Being a scholar in Babylonia during the second half of the 1st millennium BC

Marie Young – Heidelberg / Paris 1, Panthéon-Sorbonne

This paper aims to present an overview of my Ph.D. research started in October 2016. I try to figure out how the social function of the scholars in the Babylonian society evolve during the second half of the 1st millennium under different dynasties. Which image have the scholars of themselves? Does their position in the society evolve?To answer these questions, I’m surveying the colophons and the economics or law texts of this period who mentions the different professional specialised in the Mesopotamian knowledge (the exorcist āšipu, the astronomer/astrologer, ṭupšar Enūma Anu Enlil, and the lamentation-priest, kalû). Some scholars from the colophons appeared in archives.
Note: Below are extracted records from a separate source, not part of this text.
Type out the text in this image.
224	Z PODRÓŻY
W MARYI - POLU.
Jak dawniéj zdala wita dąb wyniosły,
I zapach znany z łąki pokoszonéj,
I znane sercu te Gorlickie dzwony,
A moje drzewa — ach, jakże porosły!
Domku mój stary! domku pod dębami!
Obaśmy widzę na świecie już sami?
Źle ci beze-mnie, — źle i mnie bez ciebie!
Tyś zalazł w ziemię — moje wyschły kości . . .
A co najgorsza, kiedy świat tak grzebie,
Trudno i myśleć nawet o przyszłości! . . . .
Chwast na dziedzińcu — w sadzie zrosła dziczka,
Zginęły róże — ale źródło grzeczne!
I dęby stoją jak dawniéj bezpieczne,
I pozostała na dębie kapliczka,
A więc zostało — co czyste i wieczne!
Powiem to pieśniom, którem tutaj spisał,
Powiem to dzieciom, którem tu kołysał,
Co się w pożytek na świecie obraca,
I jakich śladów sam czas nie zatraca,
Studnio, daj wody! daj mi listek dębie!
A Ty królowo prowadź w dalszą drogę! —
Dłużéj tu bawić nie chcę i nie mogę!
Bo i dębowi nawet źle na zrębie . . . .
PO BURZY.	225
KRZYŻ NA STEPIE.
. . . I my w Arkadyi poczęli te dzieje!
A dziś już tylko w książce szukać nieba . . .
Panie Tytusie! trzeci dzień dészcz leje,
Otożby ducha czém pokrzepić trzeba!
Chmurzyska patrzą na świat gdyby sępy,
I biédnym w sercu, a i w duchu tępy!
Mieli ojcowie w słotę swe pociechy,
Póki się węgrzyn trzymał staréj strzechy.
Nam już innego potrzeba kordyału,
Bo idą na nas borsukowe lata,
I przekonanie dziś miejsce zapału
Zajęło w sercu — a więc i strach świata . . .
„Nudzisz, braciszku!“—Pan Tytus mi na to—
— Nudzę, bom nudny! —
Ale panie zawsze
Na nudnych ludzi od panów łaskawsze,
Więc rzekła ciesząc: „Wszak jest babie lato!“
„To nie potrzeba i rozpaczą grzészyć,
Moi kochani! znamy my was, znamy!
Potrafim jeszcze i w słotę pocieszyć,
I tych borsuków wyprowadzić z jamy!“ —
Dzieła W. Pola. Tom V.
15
Thus, we can link their official career to their scholarly activities.  I want to present the results of this survey with a method based on the elaboration of a database analyse and with a precise example: the archive of the descendants of the Absummu. These texts give us an excellent example to understand the everyday life of an exorcist in a town of local importance in the Achaemenid Period. Ninurta-ahhe-bullit, one of the descendants of Absummu, was a brewer in the Ekur of the city of Nippur and he manages the date production of the temple, the cereal trade, and the cattle. He also wrote precise medicine recipes and list of stone-amulets. It is one of a lot of precious proof about the multi-talented life of the scholars during the second half of the first millennium BC in Babylonia.